Fig. 11.1 shows a strong pattern of change on moving from the ends of the transect to the dump site centre, which (unsurprisingly) has the greatest levels of organic enrichment and metal concentrations (exceptions are Mn$^ \prime$, Co$^ \prime$ and Ni$^ \prime$). The superimposed vectors are in this case entirely accurate (see the footnote on p7-19), since equation (11.1) shows that the axes are linear in the variables. For example, the Cu$^ \prime$ vector is pointing along the x axis (to the right) because it has a sizeable positive coefficient of 0.38 on PC1, and only slightly downwards because of its small negative coefficient (-0.04) on the PC2 axis, whereas Mn$^ \prime$ and Ni$^ \prime$ increase strongly up the y axis (i.e. one would expect Ni$^ \prime$ to be at its lowest for site 9), with Mn$^ \prime$ pointing left and Ni$^ \prime$ right because of their (smaller) negative and positive PC1 terms. %C and Pb$^ \prime$ vectors are coincident, at least on these 2 axes, from their near identical coefficients.

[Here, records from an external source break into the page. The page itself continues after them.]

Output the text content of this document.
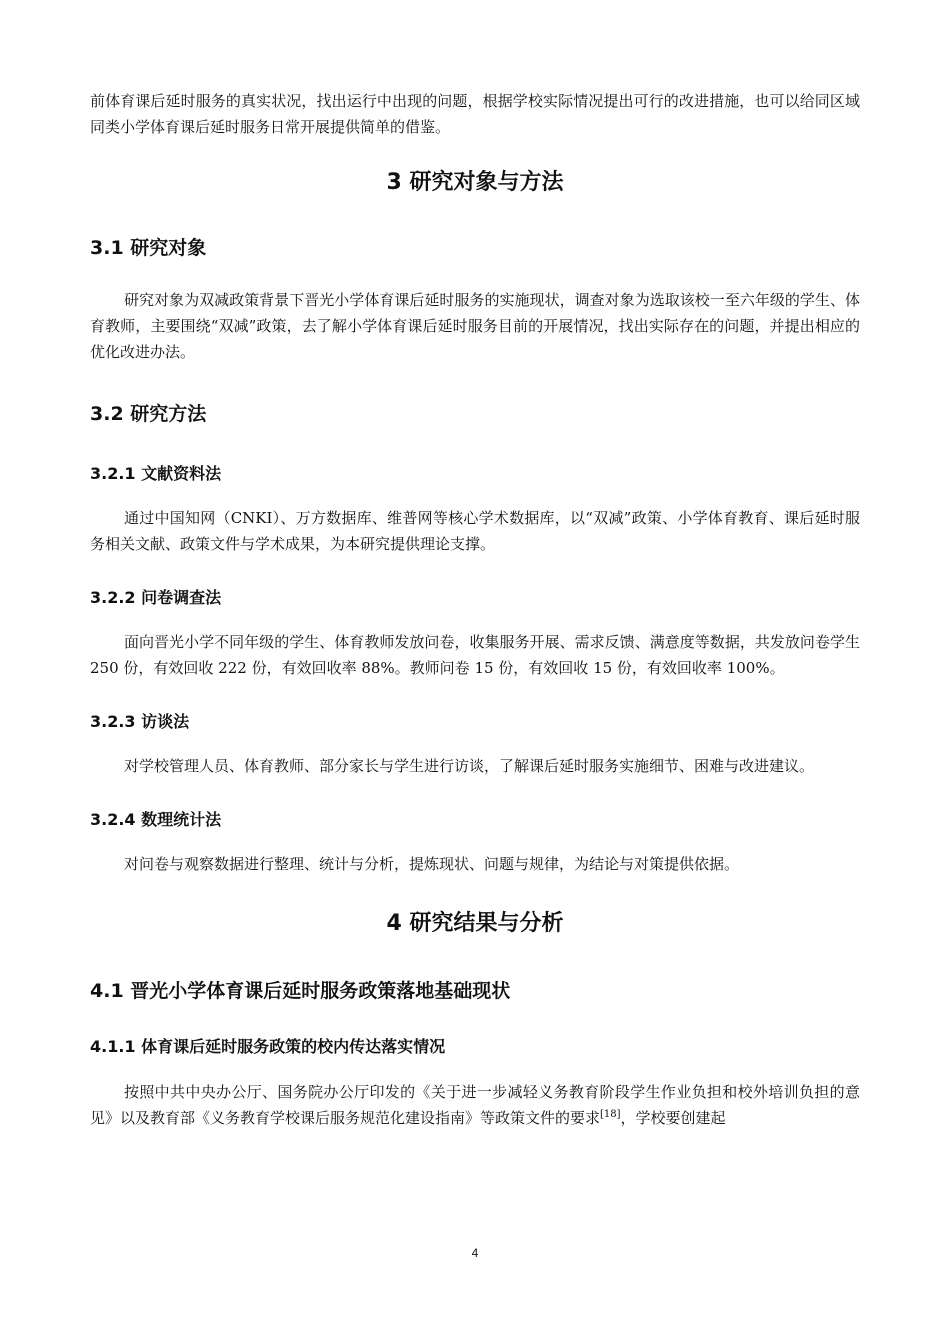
前体育课后延时服务的真实状况，找出运行中出现的问题，根据学校实际情况提出可行的改进措施，也可以给同区域同类小学体育课后延时服务日常开展提供简单的借鉴。

3 研究对象与方法
3.1 研究对象

研究对象为双减政策背景下晋光小学体育课后延时服务的实施现状，调查对象为选取该校一至六年级的学生、体育教师，主要围绕“双减”政策，去了解小学体育课后延时服务目前的开展情况，找出实际存在的问题，并提出相应的优化改进办法。

3.2 研究方法
3.2.1 文献资料法

通过中国知网（CNKI）、万方数据库、维普网等核心学术数据库，以“双减”政策、小学体育教育、课后延时服务相关文献、政策文件与学术成果，为本研究提供理论支撑。

3.2.2 问卷调查法

面向晋光小学不同年级的学生、体育教师发放问卷，收集服务开展、需求反馈、满意度等数据，共发放问卷学生 250 份，有效回收 222 份，有效回收率 88%。教师问卷 15 份，有效回收 15 份，有效回收率 100%。

3.2.3 访谈法

对学校管理人员、体育教师、部分家长与学生进行访谈，了解课后延时服务实施细节、困难与改进建议。

3.2.4 数理统计法

对问卷与观察数据进行整理、统计与分析，提炼现状、问题与规律，为结论与对策提供依据。

4 研究结果与分析
4.1 晋光小学体育课后延时服务政策落地基础现状
4.1.1 体育课后延时服务政策的校内传达落实情况

按照中共中央办公厅、国务院办公厅印发的《关于进一步减轻义务教育阶段学生作业负担和校外培训负担的意见》以及教育部《义务教育学校课后服务规范化建设指南》等政策文件的要求[18]，学校要创建起

4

This is in contrast with abundance matrices which, because of their often larger number of variables (species) are usually transposed, i.e. the samples are displayed as columns. The PRIMER software package handles data entered either way round, of course, though it is important to specify in the entry dialog whether the rows or the columns should be taken as samples.